Lanciandosi a lunghi balzi nella fitta vegetazione andava cercandovi il folto più folto, l' intrico più impenetrabile, il buio più buio. Ed ove la sfera lunare facesse ancora capolino da qualche raro varco della spessa cappa selvatica che lo sovrastava, le volgeva un rapido sguardo, quasi un amichevole saluto, un muto arrivederci, ancor più smanioso di confondersi, di annientarsi tra gli abissi oscuri della notte, di vivere lo sgomento dell' infinito nulla, sino a che le vicende trascorse, e gli uomini e gli altri animali gli ritornassero estranei ed assenti, virtuali residui di un'esistenza parallela e rinnegata.
Fuggiva, certamente.
Cercava scampo dalla realtà di un'esistenza cruda e crudele che costringeva lui e tutti gli altri esseri viventi a conquistare, istante dopo istante, il diritto di sopravvivere. Inseguiva uno stato di superiore affrancamento dalle miserie della vita, dai ricatti e dagli espedienti cui anche lui era stato costretto. Cercava nell' ignoto l' assoluta consapevolezza, la dimensione infinita ed inviolabile nella quale ritrovare quelle certezze eterne che giustificano la ragione dell' essere.
Così correva e correva.
Ostinatamente, senza una meta, si lanciava per piste sconosciute, scegliendo percorsi nuovi o inusuali, determinato a recidere quanti più contatti potessero ricondurlo a quel mondo dal quale un bisogno irrefrenabile lo spingeva a sottrarsi.

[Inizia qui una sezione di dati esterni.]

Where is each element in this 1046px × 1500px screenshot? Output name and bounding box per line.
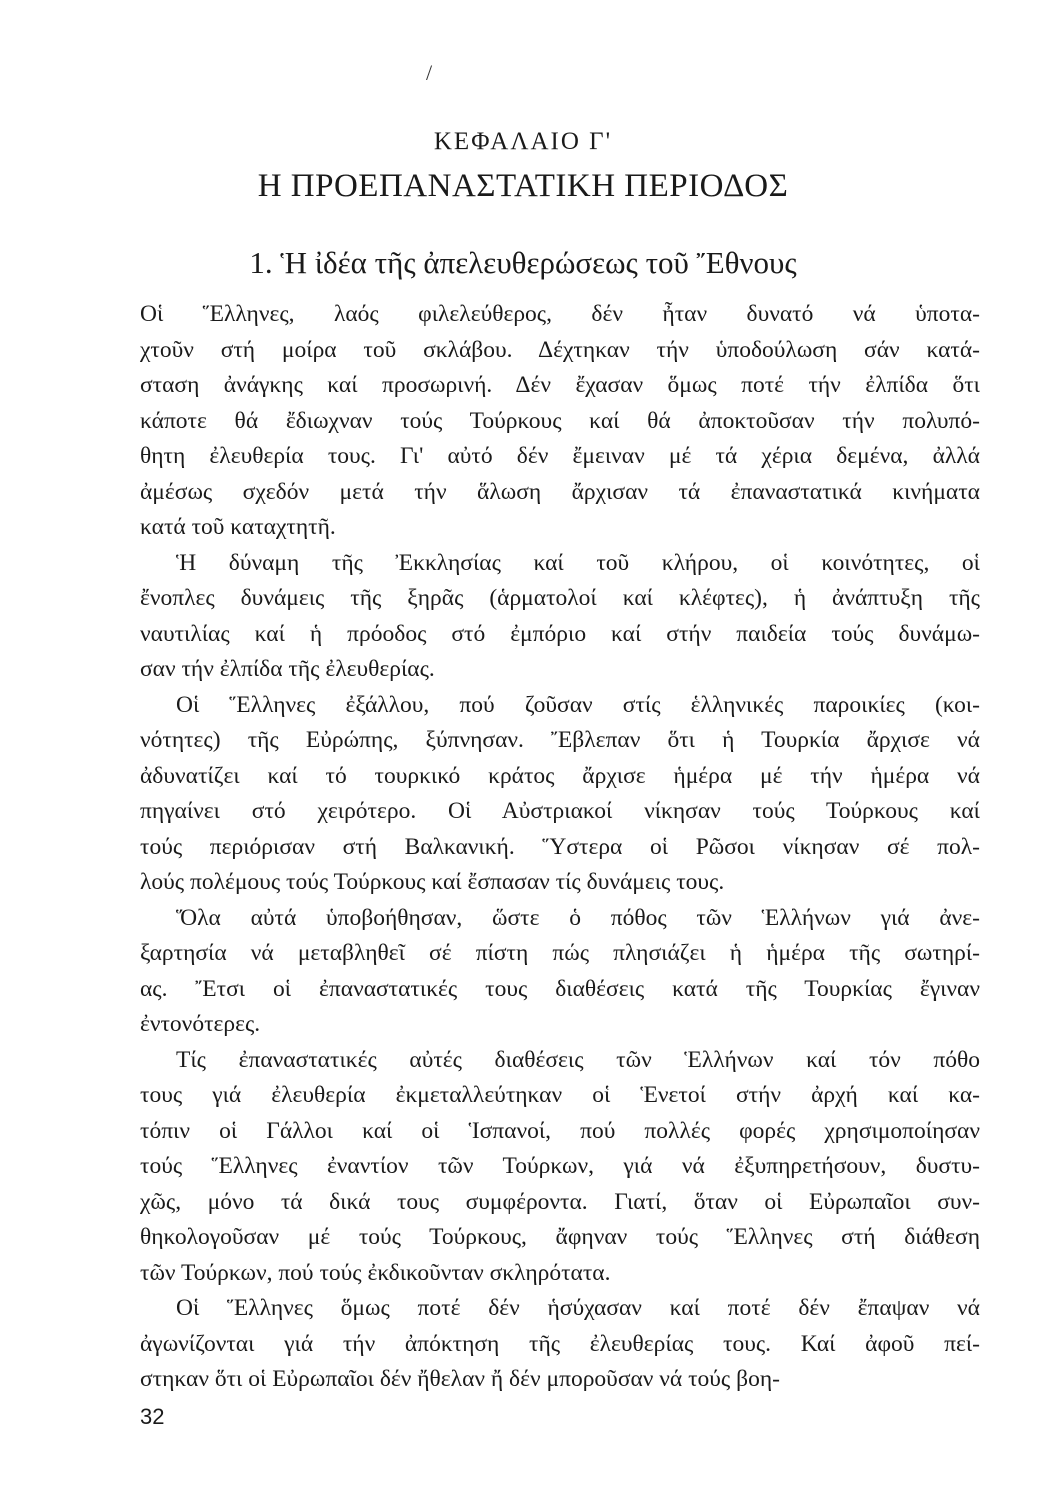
text-line: χτοῦν στή μοίρα τοῦ σκλάβου. Δέχτηκαν τήν ὑποδούλωση σάν κατά-: [140, 336, 980, 363]
page-number: 32: [140, 1404, 165, 1429]
body-text: [140, 297, 980, 1398]
text-line: νότητες) τῆς Εὐρώπης, ξύπνησαν. Ἔβλεπαν ὅτι ἡ Τουρκία ἄρχισε νά: [140, 727, 980, 753]
text-line: ἔνοπλες δυνάμεις τῆς ξηρᾶς (ἁρματολοί καί κλέφτες), ἡ ἀνάπτυξη τῆς: [140, 585, 980, 611]
text-line: ξαρτησία νά μεταβληθεῖ σέ πίστη πώς πλησιάζει ἡ ἡμέρα τῆς σωτηρί-: [140, 940, 980, 966]
text-line: ας. Ἔτσι οἱ ἐπαναστατικές τους διαθέσεις κατά τῆς Τουρκίας ἔγιναν: [140, 975, 980, 1002]
text-line: ναυτιλίας καί ἡ πρόοδος στό ἐμπόριο καί στήν παιδεία τούς δυνάμω-: [140, 620, 980, 647]
text-line: ἀμέσως σχεδόν μετά τήν ἅλωση ἄρχισαν τά ἐπαναστατικά κινήματα: [140, 478, 980, 505]
text-line: Ὅλα αὐτά ὑποβοήθησαν, ὥστε ὁ πόθος τῶν Ἑλλήνων γιά ἀνε-: [176, 904, 980, 931]
text-line: τους γιά ἐλευθερία ἐκμεταλλεύτηκαν οἱ Ἑνετοί στήν ἀρχή καί κα-: [140, 1082, 980, 1108]
text-line: κατά τοῦ καταχτητῆ.: [140, 514, 336, 540]
text-line: τῶν Τούρκων, πού τούς ἐκδικοῦνταν σκληρότατα.: [140, 1259, 611, 1286]
text-line: τούς περιόρισαν στή Βαλκανική. Ὕστερα οἱ Ρῶσοι νίκησαν σέ πολ-: [140, 833, 980, 860]
paragraph: [140, 546, 980, 688]
text-line: πηγαίνει στό χειρότερο. Οἱ Αὐστριακοί νίκησαν τούς Τούρκους καί: [140, 798, 980, 824]
paragraph: [140, 297, 980, 546]
chapter-heading: ΚΕΦΑΛΑΙΟ Γ': [433, 128, 613, 155]
text-line: κάποτε θά ἔδιωχναν τούς Τούρκους καί θά ἀποκτοῦσαν τήν πολυπό-: [140, 407, 980, 434]
text-line: λούς πολέμους τούς Τούρκους καί ἔσπασαν τίς δυνάμεις τους.: [140, 869, 725, 895]
paragraph: [140, 1291, 980, 1398]
text-line: Οἱ Ἕλληνες ἐξάλλου, πού ζοῦσαν στίς ἑλληνικές παροικίες (κοι-: [176, 691, 980, 718]
text-line: τόπιν οἱ Γάλλοι καί οἱ Ἱσπανοί, πού πολλές φορές χρησιμοποίησαν: [140, 1117, 980, 1144]
text-line: Ἡ δύναμη τῆς Ἐκκλησίας καί τοῦ κλήρου, οἱ κοινότητες, οἱ: [176, 549, 980, 576]
paragraph: [140, 1043, 980, 1292]
paragraph: [140, 901, 980, 1043]
text-line: Οἱ Ἕλληνες ὅμως ποτέ δέν ἡσύχασαν καί ποτέ δέν ἔπαψαν νά: [176, 1295, 980, 1321]
text-line: σταση ἀνάγκης καί προσωρινή. Δέν ἔχασαν ὅμως ποτέ τήν ἐλπίδα ὅτι: [140, 372, 980, 398]
text-line: ἀγωνίζονται γιά τήν ἀπόκτηση τῆς ἐλευθερίας τους. Καί ἀφοῦ πεί-: [140, 1330, 980, 1357]
text-line: τούς Ἕλληνες ἐναντίον τῶν Τούρκων, γιά νά ἐξυπηρετήσουν, δυστυ-: [140, 1153, 980, 1179]
chapter-title: Η ΠΡΟΕΠΑΝΑΣΤΑΤΙΚΗ ΠΕΡΙΟΔΟΣ: [257, 168, 789, 204]
stray-mark: /: [426, 60, 433, 85]
text-line: θηκολογοῦσαν μέ τούς Τούρκους, ἄφηναν τούς Ἕλληνες στή διάθεση: [140, 1224, 980, 1250]
text-line: χῶς, μόνο τά δικά τους συμφέροντα. Γιατί, ὅταν οἱ Εὐρωπαῖοι συν-: [140, 1188, 980, 1215]
text-line: Οἱ Ἕλληνες, λαός φιλελεύθερος, δέν ἦταν δυνατό νά ὑποτα-: [140, 301, 980, 327]
text-line: στηκαν ὅτι οἱ Εὐρωπαῖοι δέν ἤθελαν ἤ δέν μποροῦσαν νά τούς βοη-: [140, 1366, 780, 1392]
section-heading: 1. Ἡ ἰδέα τῆς ἀπελευθερώσεως τοῦ Ἔθνους: [249, 245, 797, 280]
text-line: θητη ἐλευθερία τους. Γι' αὐτό δέν ἔμειναν μέ τά χέρια δεμένα, ἀλλά: [140, 443, 980, 469]
text-line: Τίς ἐπαναστατικές αὐτές διαθέσεις τῶν Ἑλλήνων καί τόν πόθο: [176, 1046, 980, 1073]
text-line: ἀδυνατίζει καί τό τουρκικό κράτος ἄρχισε ἡμέρα μέ τήν ἡμέρα νά: [140, 762, 980, 789]
text-line: σαν τήν ἐλπίδα τῆς ἐλευθερίας.: [140, 656, 435, 682]
paragraph: [140, 688, 980, 901]
text-line: ἐντονότερες.: [140, 1011, 261, 1037]
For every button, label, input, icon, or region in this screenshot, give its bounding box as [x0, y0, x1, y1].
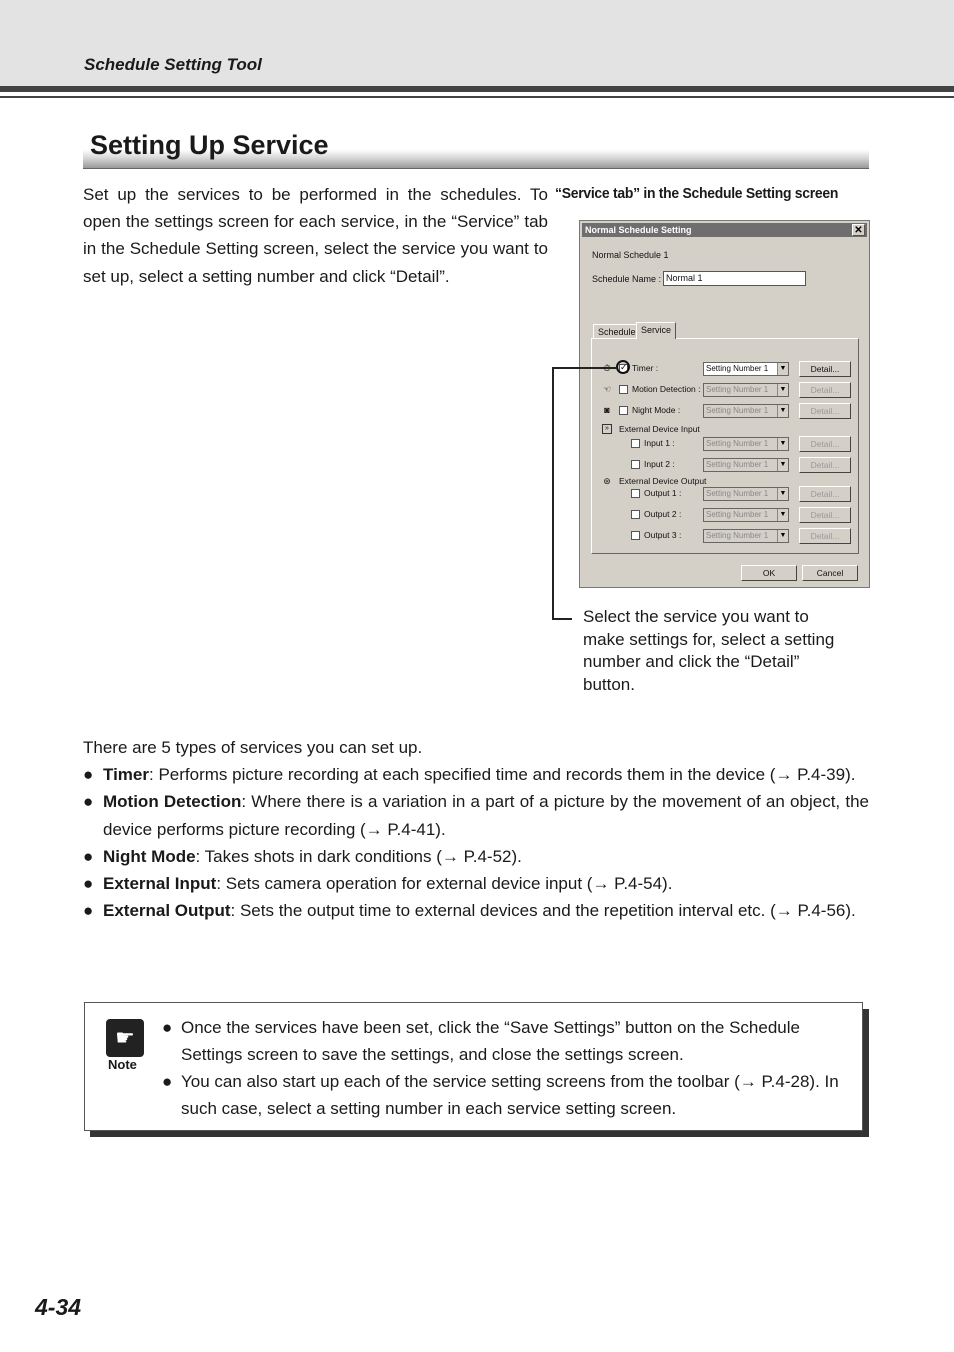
service-row-night	[592, 403, 860, 419]
motion-setting-value: Setting Number 1	[706, 385, 769, 394]
input-2-checkbox[interactable]	[631, 460, 640, 469]
night-checkbox[interactable]	[619, 406, 628, 415]
motion-detail-button[interactable]: Detail...	[799, 382, 851, 398]
chevron-down-icon: ▼	[777, 384, 788, 396]
motion-setting-select[interactable]	[703, 383, 789, 397]
running-header: Schedule Setting Tool	[84, 55, 262, 74]
dialog-title: Normal Schedule Setting	[585, 225, 692, 235]
item-desc: : Where there is a variation in a part of a picture by the movement of an object, the device performs picture recording (→ P.4-41).	[103, 792, 869, 839]
timer-checkbox[interactable]: ✓	[620, 362, 628, 372]
intro-paragraph: Set up the services to be performed in the schedules. To open the settings screen for each service, in the “Service” tab in the Schedule Setting screen, select the service you want to set up, select a setting number and click “Detail”.	[83, 185, 548, 286]
output-3-label: Output 3 :	[644, 530, 682, 540]
bullet-icon: ●	[83, 846, 94, 866]
list-item	[162, 1014, 845, 1068]
note-text: Once the services have been set, click the “Save Settings” button on the Schedule Settings screen to save the settings, and close the settings screen.	[181, 1018, 800, 1064]
service-row-input-2	[592, 457, 860, 473]
item-name: Motion Detection	[103, 792, 242, 812]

Quando finalmente sentiva oltrepassato anche l'ultimo confine e svanita anche l' ultima traccia del suo esistere, allora qualcosa di indistinto ed incontenibile lo invadeva: come se l'essenza immane della vita, della Natura, gli si rivelasse in tutta la sua suprema grandezza, dissolvendo il lui la memoria flebile delle necessità e delle condizioni della quotidiana sopravvivenza.
Allora, con il pelo intriso di rugiada e la mente colma di un' ebbrezza lieve, si fermava.
Attorno a lui, il vuoto. Nulla che lui potesse scorgere, presentire o sospettare, nulla che la penetrante acutezza dei suoi occhi felini o la percezione sensitiva del suo istinto infallibile lo aiutassero a presagire. Anche il tappeto erboso della selva pareva non esistere sotto le sue zampe di velluto.
Era, per così dire, in balia della Natura, delle sue forze, delle sue leggi. La fonte stessa della vita si schiudeva davanti a lui, gatto attonito, spiegandogli dinnanzi le regole inalterabili del suo Ordine Supremo.
Ora il gatto non cercava più di fuggire alla vista, di svanire alla memoria, di valicare i limiti dello spazio e del tempo. Era tornato alla Natura.
Di più: era lui stesso Natura. Un minuscolo, invisibile, modesto frammento di quella Forza Primigenia, antica e lontana, che dava origine alle cose e ne dettava i ruoli e gli equilibri.
Nella sospesa trascendenza di quella dimensione surreale, nella rara condizione di spirito libero e liberato da ogni contingenza, non più inquinato da dissimulazioni o infingimenti, il gatto sentiva allora di essere pienamente ciò che Natura aveva inteso fosse, in coerenza alle doti e ai caratteri che Essa stessa gli aveva impressi.
E mentre l'agitazione che lo aveva pungolato si placava in una ritrovata e rinnovata serenità, nella fugace evanescenza di quei pochi attimi sublimi, il gatto ritrovava sé stesso e la sua autentica propensione, ritornando così ad essere quella creatura singolare ed indomita che niente al mondo avrebbe mai potuto cambiare.
Era - per sempre - il gatto che se ne infischia e al quale tutto è indifferente.